Azrael was deep in thought, lips tight.
Iris moved closest to Orion, watching him carefully. "That wasn't the first time it's come for you, was it?"
"No," he admitted.
"Is it Selene?" she asked softly. "Is she the one weakening?"
He didn't answer. He didn't know.
"I felt something else," Iris said, almost hesitant. "When the Hollow reached for you, something pushed back. It wasn't Selene."
Orion looked up at the sky, where dawn was breaking over the highest spires. "I know."
"Do you know what it was?"
He shook his head. "Only that it's… warm."
Serah scoffed. "You sound like a mystic."
But her voice lacked its usual bite.
"I don't care what it is," she added. "If it keeps that thing off you, you should embrace it."
Iris frowned. "That's not how it works, Serah."
Azrael remained silent.
—-
That night, Orion stood alone beneath the shattered dome of the observatory. Moonlight spilled through the broken glass, painting pale veins across the stones. Water pooled in the basin near his feet, catching the stars overhead and warping them in the ripples.
He stared at his reflection. One eye silver, ringed with a crescent mark that no longer glowed the way it used to. The other was darkened, shadows curling faintly around the edges of his iris—like smoke that refused to rise.
He exhaled, long and low.
The warmth within him remained. Quiet. Steady. Like embers that had never cooled.
But it wasn't alone.
The Hollow still lingered too. He could feel it, just beyond the veil of thought—circling. Waiting for cracks.
He closed his eyes.
And then—
"Orion."
A whisper.
Soft. Familiar. The kind of voice that wrapped around his bones like silk, threading through the marrow.

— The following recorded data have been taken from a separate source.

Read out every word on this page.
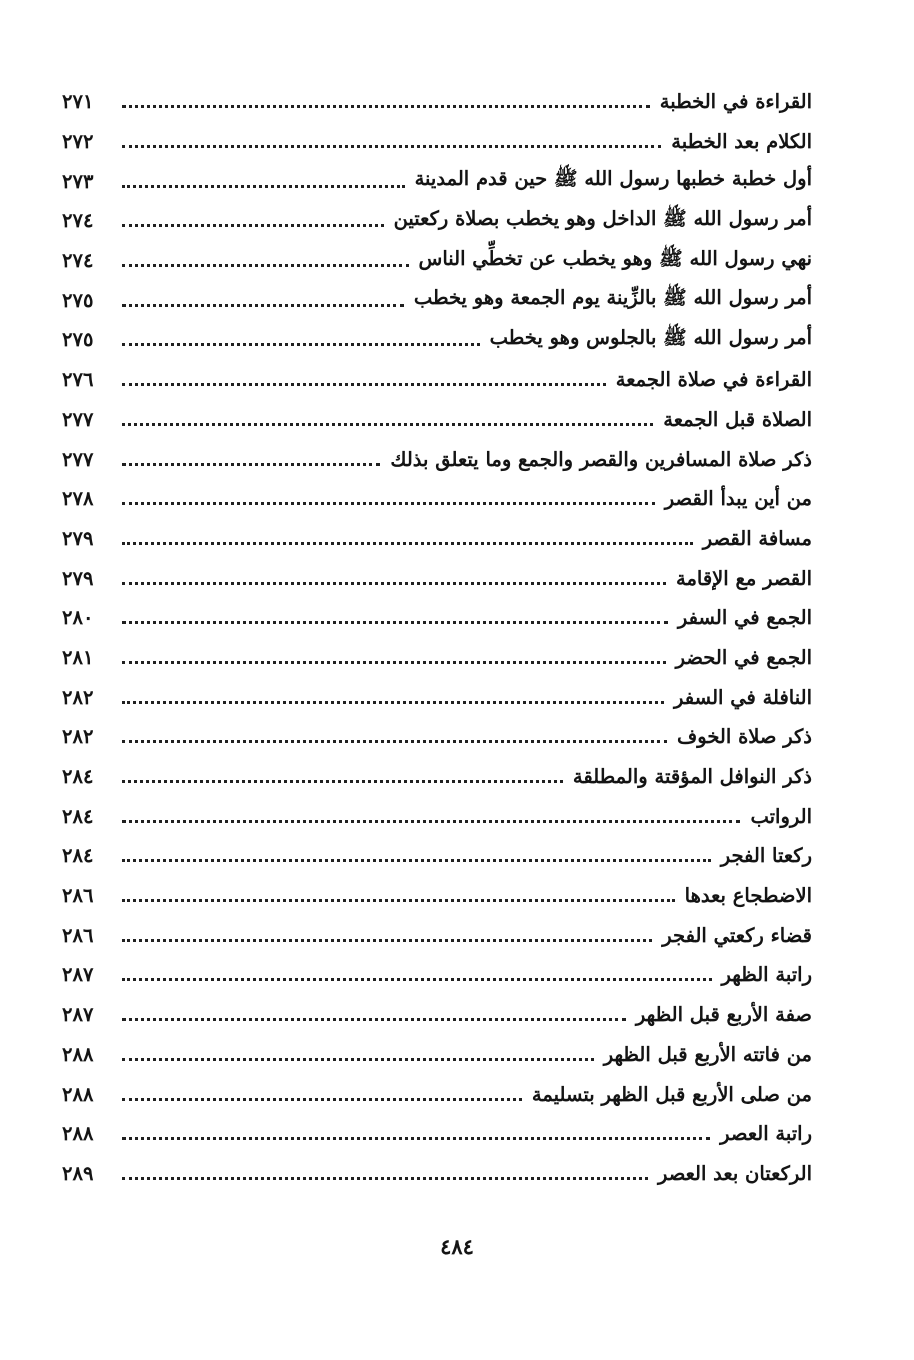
القراءة في الخطبة
٢٧١
الكلام بعد الخطبة
٢٧٢
أول خطبة خطبها رسول الله ﷺ حين قدم المدينة
٢٧٣
أمر رسول الله ﷺ الداخل وهو يخطب بصلاة ركعتين
٢٧٤
نهي رسول الله ﷺ وهو يخطب عن تخطِّي الناس
٢٧٤
أمر رسول الله ﷺ بالزِّينة يوم الجمعة وهو يخطب
٢٧٥
أمر رسول الله ﷺ بالجلوس وهو يخطب
٢٧٥
القراءة في صلاة الجمعة
٢٧٦
الصلاة قبل الجمعة
٢٧٧
ذكر صلاة المسافرين والقصر والجمع وما يتعلق بذلك
٢٧٧
من أين يبدأ القصر
٢٧٨
مسافة القصر
٢٧٩
القصر مع الإقامة
٢٧٩
الجمع في السفر
٢٨٠
الجمع في الحضر
٢٨١
النافلة في السفر
٢٨٢
ذكر صلاة الخوف
٢٨٢
ذكر النوافل المؤقتة والمطلقة
٢٨٤
الرواتب
٢٨٤
ركعتا الفجر
٢٨٤
الاضطجاع بعدها
٢٨٦
قضاء ركعتي الفجر
٢٨٦
راتبة الظهر
٢٨٧
صفة الأربع قبل الظهر
٢٨٧
من فاتته الأربع قبل الظهر
٢٨٨
من صلى الأربع قبل الظهر بتسليمة
٢٨٨
راتبة العصر
٢٨٨
الركعتان بعد العصر
٢٨٩
٤٨٤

"Selene…" he breathed, the name trembling out of him like a prayer.
She didn't answer immediately. But he felt her—like light returning to the edges of a storm. Her presence was weaker than before, dimmer, like a moon slipping behind clouds—but unmistakable.
Don't trust the Hollow, she said. It is not a star. It is hunger shaped into a voice. A lie given purpose.

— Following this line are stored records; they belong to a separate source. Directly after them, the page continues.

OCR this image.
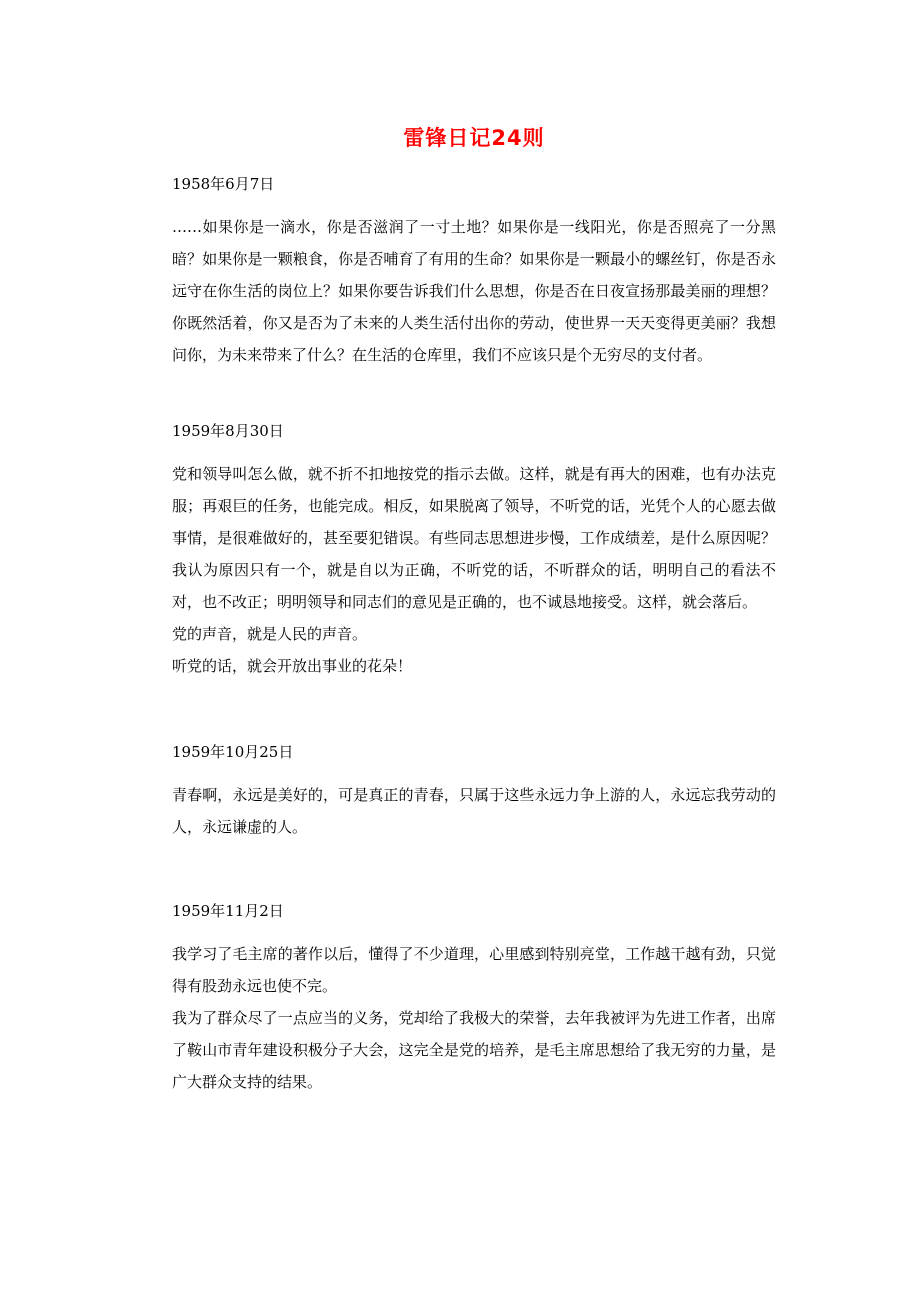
雷锋日记24则

1958年6月7日

……如果你是一滴水，你是否滋润了一寸土地？如果你是一线阳光，你是否照亮了一分黑暗？如果你是一颗粮食，你是否哺育了有用的生命？如果你是一颗最小的螺丝钉，你是否永远守在你生活的岗位上？如果你要告诉我们什么思想，你是否在日夜宣扬那最美丽的理想？你既然活着，你又是否为了未来的人类生活付出你的劳动，使世界一天天变得更美丽？我想问你，为未来带来了什么？在生活的仓库里，我们不应该只是个无穷尽的支付者。

1959年8月30日

党和领导叫怎么做，就不折不扣地按党的指示去做。这样，就是有再大的困难，也有办法克服；再艰巨的任务，也能完成。相反，如果脱离了领导，不听党的话，光凭个人的心愿去做事情，是很难做好的，甚至要犯错误。有些同志思想进步慢，工作成绩差，是什么原因呢？我认为原因只有一个，就是自以为正确，不听党的话，不听群众的话，明明自己的看法不对，也不改正；明明领导和同志们的意见是正确的，也不诚恳地接受。这样，就会落后。

党的声音，就是人民的声音。

听党的话，就会开放出事业的花朵！

1959年10月25日

青春啊，永远是美好的，可是真正的青春，只属于这些永远力争上游的人，永远忘我劳动的人，永远谦虚的人。

1959年11月2日

我学习了毛主席的著作以后，懂得了不少道理，心里感到特别亮堂，工作越干越有劲，只觉得有股劲永远也使不完。

我为了群众尽了一点应当的义务，党却给了我极大的荣誉，去年我被评为先进工作者，出席了鞍山市青年建设积极分子大会，这完全是党的培养，是毛主席思想给了我无穷的力量，是广大群众支持的结果。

He gritted his teeth. "You've been gone. I thought—"
"I was not gone," she whispered. "Only… far. Pulled thin. Something has shifted, Orion. There is another presence in you now. I feel it."
He hesitated.
"I don't know what it is," he admitted. "But it hasn't hurt me."
Not yet.
He looked down at his hands. "It feels… right. Like it's holding me up when everything else is falling."
"Then it is not Hollow," Selene said softly. "But still… be careful. Stars do not come uncalled."
He frowned. "Do you trust me?"
A pause.
"Yes. But I do not know if I trust what is coming."
The breeze stirred, and with it, her voice faded again—like wind across still water. Faint. Fading.
"Wait—" he stepped forward, as if he could follow her into the night.
But she was gone.
And he was left with the echo of warmth, and the slow pulse of something vast beneath his ribs.
The Hollow would come again. He knew that now.
But so would Selene.
And maybe… maybe whatever else lived inside him wasn't the enemy either.
His reflection shimmered in the water below, fractured down the center.
He didn't understand it yet.
But he was no longer empty.
He was the space where stars converged.